The anti-dissent campaign switched sides last week as Salon's Joan Walsh became the first prominent liberal to accuse President Obama's critics of treason.
Between the 9/11 terrorist attacks and the end of President Bush's time in office, Republicans and their conservative allies repeatedly suggested that Democratic dissent against the administration's policies was disloyal.
During that period, liberals and Democrats began a sustained effort to adopt the tactics of the right -- a decision we criticized back in 2004 in All the President's Spin. Since then, the trend has intensified -- the Center for American Progress, which mass-produces dishonest spin like conservative think tanks, has become a leading Democratic organization; MSNBC's prime time hosts are aping the misleading cable talk tropes of the right; and even Talking Points Memo, the leading Democratic/liberal journalistic blog, increasingly panders to its readers with unsupported claims and outrageous language.
Still, with the exception of the comedian Wanda Sykes, mainstream Democrats and liberal commentators have largely refrained from equating dissent with treason in the way that Republicans did under President Bush. That's why I was disturbed to see this Newsbusters post showing Walsh smearing Republican criticism of President Obama as "un-American" and "traitorous," on MSNBC's Hardball last week:
WALSH: The climate right now is that Republicans use everything they can to undermine and delegitimize this president. And it's actually un-American. It`s traitorous, in my opinion. Do you want to give aid and comfort to our enemies? Continue to treat this president like he wasn`t elected and he doesn`t know what he's doing! He knows what he did. He knows what he`s doing. I`m proud of him. I believe that he has the stalwart, resolute nature to get this done. In my opinion, sometimes he goes too far, but to talk about him like he`s some socialist out to lunch...
There's no excuse for this kind of language. Walsh may not approve of the way that Republicans are opposing President Obama, but we live in a democracy. It's especially disturbing because her perspective on dissent (like the right's) has flipped 180 degrees -- here's what she said during an interview with Bill Maher back in February 2007:
I was feeling optimistic in November [2006] that maybe one thing we could say with certainty was that, in the war over patriotism, and over having the freedom to dissent while still being patriotic, our side maybe had won, and that the climate was freer.
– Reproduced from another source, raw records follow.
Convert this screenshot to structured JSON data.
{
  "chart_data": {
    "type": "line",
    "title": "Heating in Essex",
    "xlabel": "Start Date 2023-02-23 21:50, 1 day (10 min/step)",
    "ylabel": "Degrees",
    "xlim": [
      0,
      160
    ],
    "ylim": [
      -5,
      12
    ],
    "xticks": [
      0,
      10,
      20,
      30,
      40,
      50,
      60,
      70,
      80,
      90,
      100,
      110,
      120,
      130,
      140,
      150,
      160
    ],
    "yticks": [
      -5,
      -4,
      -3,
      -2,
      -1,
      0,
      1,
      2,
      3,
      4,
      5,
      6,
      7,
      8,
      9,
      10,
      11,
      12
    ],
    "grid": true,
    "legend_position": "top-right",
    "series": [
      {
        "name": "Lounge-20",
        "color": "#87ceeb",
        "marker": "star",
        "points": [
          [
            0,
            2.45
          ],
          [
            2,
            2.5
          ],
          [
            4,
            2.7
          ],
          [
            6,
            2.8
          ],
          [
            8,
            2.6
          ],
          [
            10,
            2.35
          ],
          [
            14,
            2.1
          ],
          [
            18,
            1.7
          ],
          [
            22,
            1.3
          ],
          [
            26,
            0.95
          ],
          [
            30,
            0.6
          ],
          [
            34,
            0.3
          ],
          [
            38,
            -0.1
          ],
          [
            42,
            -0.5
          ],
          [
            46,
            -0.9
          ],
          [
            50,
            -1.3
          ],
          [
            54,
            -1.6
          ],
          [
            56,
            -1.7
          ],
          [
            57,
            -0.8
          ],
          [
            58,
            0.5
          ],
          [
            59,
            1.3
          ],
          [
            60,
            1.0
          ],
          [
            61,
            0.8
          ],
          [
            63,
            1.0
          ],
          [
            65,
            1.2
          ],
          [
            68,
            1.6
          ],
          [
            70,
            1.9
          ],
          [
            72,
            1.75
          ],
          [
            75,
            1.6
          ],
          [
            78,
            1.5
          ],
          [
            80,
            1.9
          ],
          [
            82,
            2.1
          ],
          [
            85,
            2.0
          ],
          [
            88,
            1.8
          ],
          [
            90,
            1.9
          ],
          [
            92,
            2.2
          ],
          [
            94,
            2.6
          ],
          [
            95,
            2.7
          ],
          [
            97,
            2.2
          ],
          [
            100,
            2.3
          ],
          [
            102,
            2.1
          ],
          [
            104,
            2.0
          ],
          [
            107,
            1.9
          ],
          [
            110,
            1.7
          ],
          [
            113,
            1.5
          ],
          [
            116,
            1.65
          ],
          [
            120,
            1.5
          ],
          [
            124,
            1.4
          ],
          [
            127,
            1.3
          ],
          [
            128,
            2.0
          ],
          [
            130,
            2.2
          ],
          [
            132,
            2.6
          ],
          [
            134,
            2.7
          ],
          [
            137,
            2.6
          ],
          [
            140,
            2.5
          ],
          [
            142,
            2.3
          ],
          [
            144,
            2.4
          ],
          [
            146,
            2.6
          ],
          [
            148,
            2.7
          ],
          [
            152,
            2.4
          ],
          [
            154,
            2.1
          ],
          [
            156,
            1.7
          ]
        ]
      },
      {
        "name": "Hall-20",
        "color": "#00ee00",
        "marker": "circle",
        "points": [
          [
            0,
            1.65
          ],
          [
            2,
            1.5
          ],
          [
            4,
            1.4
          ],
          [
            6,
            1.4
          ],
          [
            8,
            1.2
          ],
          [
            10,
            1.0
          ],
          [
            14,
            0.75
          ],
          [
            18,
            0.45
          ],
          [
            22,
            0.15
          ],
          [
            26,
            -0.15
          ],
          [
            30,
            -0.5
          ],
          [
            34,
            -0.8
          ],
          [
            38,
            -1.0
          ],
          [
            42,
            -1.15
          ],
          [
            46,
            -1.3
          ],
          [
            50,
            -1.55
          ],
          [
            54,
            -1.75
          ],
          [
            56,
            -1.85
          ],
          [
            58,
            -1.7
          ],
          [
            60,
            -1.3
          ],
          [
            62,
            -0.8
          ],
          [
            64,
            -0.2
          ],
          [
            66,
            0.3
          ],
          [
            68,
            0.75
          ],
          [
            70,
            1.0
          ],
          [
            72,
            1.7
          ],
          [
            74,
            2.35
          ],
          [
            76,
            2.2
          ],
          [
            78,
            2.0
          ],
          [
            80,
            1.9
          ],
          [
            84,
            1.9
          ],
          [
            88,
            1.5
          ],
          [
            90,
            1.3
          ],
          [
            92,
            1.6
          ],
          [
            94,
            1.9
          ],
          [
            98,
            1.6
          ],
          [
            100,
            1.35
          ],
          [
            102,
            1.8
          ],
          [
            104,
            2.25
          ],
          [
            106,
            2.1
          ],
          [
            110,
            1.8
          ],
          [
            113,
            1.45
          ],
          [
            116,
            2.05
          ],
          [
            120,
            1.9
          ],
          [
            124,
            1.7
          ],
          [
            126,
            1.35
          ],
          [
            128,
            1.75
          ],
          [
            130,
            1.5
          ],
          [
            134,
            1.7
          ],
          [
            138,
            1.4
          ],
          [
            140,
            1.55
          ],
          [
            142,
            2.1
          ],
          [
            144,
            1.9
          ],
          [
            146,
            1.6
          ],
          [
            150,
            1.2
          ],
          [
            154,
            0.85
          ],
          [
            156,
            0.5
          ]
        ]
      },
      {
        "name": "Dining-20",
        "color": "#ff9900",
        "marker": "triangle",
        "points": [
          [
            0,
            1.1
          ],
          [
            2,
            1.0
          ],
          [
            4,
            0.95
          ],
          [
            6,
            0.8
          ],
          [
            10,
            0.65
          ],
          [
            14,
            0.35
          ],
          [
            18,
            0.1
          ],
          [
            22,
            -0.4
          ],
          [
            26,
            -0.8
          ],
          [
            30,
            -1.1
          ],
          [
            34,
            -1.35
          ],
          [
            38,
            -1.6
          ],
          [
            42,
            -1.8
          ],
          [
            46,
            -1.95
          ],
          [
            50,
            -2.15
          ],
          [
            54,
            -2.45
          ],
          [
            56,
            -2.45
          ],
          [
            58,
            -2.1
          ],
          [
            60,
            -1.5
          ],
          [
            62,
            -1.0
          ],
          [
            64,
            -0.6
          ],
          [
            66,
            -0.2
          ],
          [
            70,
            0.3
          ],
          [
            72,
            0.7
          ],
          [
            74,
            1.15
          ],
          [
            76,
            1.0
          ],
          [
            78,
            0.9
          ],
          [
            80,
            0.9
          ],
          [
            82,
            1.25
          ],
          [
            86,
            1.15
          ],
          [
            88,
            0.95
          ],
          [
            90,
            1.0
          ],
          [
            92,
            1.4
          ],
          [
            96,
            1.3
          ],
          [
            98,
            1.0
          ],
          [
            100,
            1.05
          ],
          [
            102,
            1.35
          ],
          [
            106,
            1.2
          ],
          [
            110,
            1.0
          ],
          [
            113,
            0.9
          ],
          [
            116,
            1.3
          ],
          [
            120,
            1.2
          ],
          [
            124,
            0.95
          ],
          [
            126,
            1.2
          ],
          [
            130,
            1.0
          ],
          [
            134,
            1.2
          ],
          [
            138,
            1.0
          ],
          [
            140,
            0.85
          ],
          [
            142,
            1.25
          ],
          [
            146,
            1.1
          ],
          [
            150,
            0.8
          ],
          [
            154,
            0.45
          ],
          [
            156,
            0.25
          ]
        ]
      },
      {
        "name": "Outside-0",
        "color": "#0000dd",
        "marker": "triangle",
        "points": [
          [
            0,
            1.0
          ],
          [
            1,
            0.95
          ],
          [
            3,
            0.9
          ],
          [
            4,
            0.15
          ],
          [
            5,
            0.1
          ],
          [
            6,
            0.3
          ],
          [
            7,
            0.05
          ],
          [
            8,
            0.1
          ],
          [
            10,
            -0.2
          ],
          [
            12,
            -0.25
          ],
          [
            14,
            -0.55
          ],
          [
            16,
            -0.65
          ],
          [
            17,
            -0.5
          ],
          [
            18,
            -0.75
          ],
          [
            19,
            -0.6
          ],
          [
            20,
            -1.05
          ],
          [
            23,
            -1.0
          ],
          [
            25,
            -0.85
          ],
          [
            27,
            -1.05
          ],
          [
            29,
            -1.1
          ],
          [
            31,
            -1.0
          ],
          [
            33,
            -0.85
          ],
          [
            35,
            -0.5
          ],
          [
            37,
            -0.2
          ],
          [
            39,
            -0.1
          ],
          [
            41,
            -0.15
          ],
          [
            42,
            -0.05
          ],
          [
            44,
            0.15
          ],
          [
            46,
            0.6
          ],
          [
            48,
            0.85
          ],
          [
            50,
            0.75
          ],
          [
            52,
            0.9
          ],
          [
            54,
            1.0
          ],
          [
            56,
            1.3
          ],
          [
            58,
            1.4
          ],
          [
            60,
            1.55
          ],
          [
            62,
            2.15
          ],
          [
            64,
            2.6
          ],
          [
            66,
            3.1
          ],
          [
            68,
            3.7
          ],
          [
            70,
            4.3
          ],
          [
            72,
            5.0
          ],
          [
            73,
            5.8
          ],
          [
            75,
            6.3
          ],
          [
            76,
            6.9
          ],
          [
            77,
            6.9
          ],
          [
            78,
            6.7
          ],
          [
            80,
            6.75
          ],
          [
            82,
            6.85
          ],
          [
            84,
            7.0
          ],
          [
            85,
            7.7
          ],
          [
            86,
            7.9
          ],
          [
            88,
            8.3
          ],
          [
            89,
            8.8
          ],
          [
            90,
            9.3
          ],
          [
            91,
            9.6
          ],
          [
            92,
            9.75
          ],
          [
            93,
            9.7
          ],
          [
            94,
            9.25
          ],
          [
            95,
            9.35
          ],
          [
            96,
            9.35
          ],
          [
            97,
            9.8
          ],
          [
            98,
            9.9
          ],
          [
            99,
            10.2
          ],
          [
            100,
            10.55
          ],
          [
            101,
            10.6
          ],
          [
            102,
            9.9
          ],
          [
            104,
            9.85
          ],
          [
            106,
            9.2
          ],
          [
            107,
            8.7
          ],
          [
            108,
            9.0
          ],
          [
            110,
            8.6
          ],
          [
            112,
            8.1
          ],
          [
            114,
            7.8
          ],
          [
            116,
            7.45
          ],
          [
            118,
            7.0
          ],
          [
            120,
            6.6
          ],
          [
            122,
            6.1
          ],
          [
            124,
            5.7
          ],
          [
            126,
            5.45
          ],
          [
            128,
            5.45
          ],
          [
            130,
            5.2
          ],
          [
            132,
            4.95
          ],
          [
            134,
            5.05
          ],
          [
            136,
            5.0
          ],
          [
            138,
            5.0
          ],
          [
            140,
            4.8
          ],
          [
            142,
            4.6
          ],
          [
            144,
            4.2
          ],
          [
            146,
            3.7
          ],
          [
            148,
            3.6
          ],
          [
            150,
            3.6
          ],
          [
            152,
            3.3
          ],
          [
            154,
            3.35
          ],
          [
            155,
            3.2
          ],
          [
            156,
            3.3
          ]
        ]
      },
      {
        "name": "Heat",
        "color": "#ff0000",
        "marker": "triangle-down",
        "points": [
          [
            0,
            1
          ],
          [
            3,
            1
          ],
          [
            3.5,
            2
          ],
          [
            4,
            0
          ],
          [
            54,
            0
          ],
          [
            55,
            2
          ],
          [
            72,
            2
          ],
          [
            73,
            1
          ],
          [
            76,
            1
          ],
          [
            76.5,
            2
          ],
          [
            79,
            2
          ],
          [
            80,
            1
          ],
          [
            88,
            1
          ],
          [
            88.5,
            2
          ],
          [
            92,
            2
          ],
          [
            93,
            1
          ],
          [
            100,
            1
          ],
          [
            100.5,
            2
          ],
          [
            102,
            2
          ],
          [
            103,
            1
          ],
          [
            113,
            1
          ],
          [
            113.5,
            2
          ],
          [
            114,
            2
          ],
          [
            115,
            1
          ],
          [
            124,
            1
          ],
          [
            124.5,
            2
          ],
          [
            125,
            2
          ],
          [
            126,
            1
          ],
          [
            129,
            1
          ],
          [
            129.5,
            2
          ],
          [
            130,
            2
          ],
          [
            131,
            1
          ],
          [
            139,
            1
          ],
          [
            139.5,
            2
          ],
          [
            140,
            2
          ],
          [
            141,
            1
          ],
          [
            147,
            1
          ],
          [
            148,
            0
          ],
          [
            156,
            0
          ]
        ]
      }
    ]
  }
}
I'm wondering how you look at it. Have things gotten a lot better since October of 2001, or a little, or not at all?
And here's what she wrote in November 2006:
The president who lost the popular vote in 2000 nonetheless ruled as one of the most radical leaders in U.S. history. The president who got a chance to start over, with wide popular support, in the wake of 9/11 instead ruled as the bully-in-chief, presiding over a regime that made dissent synonymous with treason.
Finally, here's yet another example from September 2006:
Since that time [the immediate aftermath of 9/11], though, we've seen hubris beyond imagination. We've watched an unbridled executive-branch power grab, warrantless wiretaps, the curtailing of privacy rights; a pervasive smog of secrecy descended to obscure our government. Outrage about torture, rendition and secret prisons here and abroad is dismissed with a flippant "We don't torture" from the president. And all of it has been shellacked with an ugly culture of bullying in which dissent equals treason, shamelessly, five years after the attack. Last week it was Donald Rumsfeld comparing war critics to people who appeased Hitler; this week we had Secretary of State Condoleezza Rice saying they're the sort who would have ended the Civil War early and let the South keep its slaves. Their intimidation is meant to say that the very freedoms worth fighting for -- the right to dissent, the right to question our government -- might have to be abridged while we fight. Politically, that truly is more than we can bear.
It's sad to see Walsh's transformation from critic to advocate of what she rightly described as an "ugly culture of bullying in which dissent equals treason." Let's hope other people on the left don't follow her example.
(Disclosure: Spinsanity was syndicated on Salon in 2002. During that time, I occasionally interacted with Walsh via email.)
I agree with Brendan that accusing Presidential critics of treason is preposterous and ugly, no matter which side does it. However, in one respect there's a lack of symmetry. Public criticism for waging too vigorous an effort against an enemy might inadvertantly encourage the enemy, thus providing some measure of comfort. This sort of criticism might discourage our allies, thus aiding that enemy. So, this sort of criticism might to some degree meet the "aid and comfort" portion of the definition of "treason". Of course, it's not treason, because those who make such criticism do not adhere to the enemy. They don't want the enemy to defeat the United States.
OTOH criticism for waging too limited an effort against an enemy doesn't encourage that enemy or discourage our allies. So, it doesn't even partially meet the definition of "treason".